Onkologische Rehabilitation

Autor:  Barbara Grießmeier, Iris Lein-Köhler, Erstellt am 29.08.2022, Zuletzt geändert: 21.09.2022 https://kinderkrebsinfo.de/doi/e256248

Nach Abschluss der Behandlung hat jeder Mensch, der an Krebs erkrankt ist oder war, Anspruch auf entsprechende medizinische Rehabilitation: Dieser Anspruch ist in Deutschland im Sozialgesetzbuch geregelt. „Rehabilitation“ bedeutet Wiederherstellung und umfasst alle Maßnahmen, die darauf zielen, die körperlichen, emotionalen und sozialen Folgen einer Krankheit, einer Behinderung oder einer Aktivitätseinschränkung zu mildern oder zu beseitigen.

Familienorientierte Rehabilitation (FOR)

Bei Kindern unter 15/16 Jahren werden diese Rehabilitationsmaßnahmen als familienorientierte Rehabilitationsmaßnahme (FOR) durchgeführt, das heißt: Alle Familienmitglieder sind medizinisch notwendige Begleitpersonen, damit das erkrankte Kind wieder gesund werden kann.
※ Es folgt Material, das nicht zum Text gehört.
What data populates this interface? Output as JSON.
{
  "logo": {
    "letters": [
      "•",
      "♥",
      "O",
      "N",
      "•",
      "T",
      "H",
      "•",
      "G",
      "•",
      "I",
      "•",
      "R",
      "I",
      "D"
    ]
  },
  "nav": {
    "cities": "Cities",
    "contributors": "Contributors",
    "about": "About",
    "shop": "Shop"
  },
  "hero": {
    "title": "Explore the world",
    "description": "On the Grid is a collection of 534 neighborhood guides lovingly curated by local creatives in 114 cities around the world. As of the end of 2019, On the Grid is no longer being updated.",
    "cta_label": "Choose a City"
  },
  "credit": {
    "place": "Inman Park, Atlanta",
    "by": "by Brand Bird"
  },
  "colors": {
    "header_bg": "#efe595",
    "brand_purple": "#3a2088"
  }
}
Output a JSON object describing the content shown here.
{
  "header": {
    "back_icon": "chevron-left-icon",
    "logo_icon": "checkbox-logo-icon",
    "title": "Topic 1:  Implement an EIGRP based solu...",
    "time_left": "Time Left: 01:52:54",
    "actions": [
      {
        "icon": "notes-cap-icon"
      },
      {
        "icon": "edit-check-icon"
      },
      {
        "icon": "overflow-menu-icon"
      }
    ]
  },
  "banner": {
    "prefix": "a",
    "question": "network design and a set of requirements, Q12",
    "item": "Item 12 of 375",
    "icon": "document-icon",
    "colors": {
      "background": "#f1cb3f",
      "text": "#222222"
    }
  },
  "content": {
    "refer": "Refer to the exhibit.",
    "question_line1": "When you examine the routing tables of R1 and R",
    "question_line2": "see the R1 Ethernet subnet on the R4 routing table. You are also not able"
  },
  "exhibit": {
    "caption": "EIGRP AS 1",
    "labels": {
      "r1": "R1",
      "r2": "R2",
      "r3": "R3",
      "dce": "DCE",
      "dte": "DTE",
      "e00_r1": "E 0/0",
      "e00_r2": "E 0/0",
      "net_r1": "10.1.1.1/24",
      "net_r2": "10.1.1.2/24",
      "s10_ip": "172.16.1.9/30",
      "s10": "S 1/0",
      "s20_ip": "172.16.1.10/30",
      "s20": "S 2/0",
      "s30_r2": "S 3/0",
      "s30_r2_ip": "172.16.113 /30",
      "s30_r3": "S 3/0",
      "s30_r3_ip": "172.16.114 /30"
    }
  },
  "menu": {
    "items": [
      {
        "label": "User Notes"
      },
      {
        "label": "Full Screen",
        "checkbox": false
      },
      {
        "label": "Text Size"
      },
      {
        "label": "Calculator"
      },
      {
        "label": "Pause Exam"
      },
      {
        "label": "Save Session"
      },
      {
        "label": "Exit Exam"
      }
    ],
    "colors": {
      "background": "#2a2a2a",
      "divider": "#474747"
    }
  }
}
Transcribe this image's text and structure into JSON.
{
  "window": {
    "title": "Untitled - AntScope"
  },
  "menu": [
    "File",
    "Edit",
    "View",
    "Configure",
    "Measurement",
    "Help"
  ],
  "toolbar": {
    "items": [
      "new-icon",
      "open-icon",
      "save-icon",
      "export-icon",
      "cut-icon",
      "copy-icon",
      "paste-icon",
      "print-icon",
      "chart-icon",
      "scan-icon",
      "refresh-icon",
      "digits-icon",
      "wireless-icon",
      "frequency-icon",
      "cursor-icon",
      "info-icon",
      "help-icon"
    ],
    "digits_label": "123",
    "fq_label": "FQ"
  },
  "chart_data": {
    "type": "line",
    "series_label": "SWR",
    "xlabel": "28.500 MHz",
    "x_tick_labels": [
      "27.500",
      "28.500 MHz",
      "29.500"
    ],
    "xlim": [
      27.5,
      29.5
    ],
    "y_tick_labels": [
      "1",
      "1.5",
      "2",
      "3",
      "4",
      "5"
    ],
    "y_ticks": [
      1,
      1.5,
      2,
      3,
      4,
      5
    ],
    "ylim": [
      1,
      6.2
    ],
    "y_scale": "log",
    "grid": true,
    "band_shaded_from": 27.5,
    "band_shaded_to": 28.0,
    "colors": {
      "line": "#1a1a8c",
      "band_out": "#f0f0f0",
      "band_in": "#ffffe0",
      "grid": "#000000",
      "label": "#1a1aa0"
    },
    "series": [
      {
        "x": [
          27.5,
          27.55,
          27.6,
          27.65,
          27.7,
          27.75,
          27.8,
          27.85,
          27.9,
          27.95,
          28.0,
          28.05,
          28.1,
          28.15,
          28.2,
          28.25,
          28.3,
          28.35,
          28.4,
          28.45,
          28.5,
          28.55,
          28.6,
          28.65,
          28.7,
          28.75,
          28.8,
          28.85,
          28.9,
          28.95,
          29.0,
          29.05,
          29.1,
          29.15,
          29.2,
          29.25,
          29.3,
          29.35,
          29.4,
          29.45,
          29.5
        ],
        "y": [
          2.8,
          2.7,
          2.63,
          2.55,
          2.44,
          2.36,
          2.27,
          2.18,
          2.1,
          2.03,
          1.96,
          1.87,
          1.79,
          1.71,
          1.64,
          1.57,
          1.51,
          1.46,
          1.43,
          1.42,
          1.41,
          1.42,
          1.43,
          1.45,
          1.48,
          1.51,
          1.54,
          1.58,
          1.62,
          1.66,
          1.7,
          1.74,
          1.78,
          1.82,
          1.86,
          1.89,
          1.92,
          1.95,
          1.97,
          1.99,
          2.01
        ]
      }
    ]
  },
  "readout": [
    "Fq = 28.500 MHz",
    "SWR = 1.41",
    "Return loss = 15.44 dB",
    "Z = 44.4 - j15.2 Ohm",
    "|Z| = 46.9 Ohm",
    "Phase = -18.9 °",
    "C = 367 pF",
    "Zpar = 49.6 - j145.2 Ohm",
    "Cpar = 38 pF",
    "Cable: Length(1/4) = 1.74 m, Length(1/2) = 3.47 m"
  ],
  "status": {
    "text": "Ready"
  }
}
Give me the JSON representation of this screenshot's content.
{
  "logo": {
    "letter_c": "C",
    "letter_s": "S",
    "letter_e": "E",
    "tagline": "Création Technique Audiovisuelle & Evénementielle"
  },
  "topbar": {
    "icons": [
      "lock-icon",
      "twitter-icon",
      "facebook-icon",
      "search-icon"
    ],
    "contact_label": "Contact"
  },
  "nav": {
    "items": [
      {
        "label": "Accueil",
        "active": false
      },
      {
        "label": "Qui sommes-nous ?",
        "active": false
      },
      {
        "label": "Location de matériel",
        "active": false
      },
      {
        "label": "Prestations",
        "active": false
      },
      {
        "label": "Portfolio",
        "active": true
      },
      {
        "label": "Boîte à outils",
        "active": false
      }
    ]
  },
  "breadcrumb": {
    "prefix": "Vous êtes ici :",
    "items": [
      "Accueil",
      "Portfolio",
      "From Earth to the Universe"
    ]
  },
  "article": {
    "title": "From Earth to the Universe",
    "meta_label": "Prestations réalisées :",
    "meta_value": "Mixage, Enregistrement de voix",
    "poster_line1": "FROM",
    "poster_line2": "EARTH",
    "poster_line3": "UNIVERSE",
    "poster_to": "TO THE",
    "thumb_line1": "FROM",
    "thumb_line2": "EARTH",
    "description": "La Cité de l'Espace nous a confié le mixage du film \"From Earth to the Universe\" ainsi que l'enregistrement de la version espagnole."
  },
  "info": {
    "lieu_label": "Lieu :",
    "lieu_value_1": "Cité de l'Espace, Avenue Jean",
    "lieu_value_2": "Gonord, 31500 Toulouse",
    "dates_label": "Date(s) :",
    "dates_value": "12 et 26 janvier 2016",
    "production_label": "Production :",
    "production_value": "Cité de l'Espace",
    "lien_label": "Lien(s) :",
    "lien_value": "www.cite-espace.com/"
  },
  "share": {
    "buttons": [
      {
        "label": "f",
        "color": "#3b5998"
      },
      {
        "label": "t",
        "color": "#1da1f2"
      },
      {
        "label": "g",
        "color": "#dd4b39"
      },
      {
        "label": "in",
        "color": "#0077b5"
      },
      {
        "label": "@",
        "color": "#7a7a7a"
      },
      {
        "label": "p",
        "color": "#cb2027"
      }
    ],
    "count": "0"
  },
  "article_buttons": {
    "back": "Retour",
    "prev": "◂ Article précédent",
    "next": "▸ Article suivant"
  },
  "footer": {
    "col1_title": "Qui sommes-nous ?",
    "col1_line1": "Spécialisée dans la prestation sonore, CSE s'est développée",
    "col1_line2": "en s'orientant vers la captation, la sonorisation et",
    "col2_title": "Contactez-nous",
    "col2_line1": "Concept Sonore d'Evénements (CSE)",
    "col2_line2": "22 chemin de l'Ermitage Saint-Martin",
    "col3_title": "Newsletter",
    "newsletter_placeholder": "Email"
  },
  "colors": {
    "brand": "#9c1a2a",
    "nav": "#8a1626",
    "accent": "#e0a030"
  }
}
Dies bedeutet, dass beide Eltern und alle Geschwister gemeinsam mit dem Patienten/der Patientin für 4 Wochen in eine entsprechende Rehaklinik fahren. Diese Maßnahmen werden für alle Familienmitglieder von der Krankenkasse des Kindes beziehungsweise vom Rentenversicherungsträger finanziert.

Kinder haben bis zu 2 Jahre nach der Diagnosestellung Anspruch auf eine solche Rehamaßnahme. Wann für Ihre Familie der richtige Zeitpunkt ist, können Sie gerne auch mit den MitarbeiterInnen des Psychosozialen Teams besprechen. Der Zeitpunkt hängt außerdem auch davon ab, in welche der spezialisierten Kliniken Sie fahren möchten und wann es dort freie Termine gibt.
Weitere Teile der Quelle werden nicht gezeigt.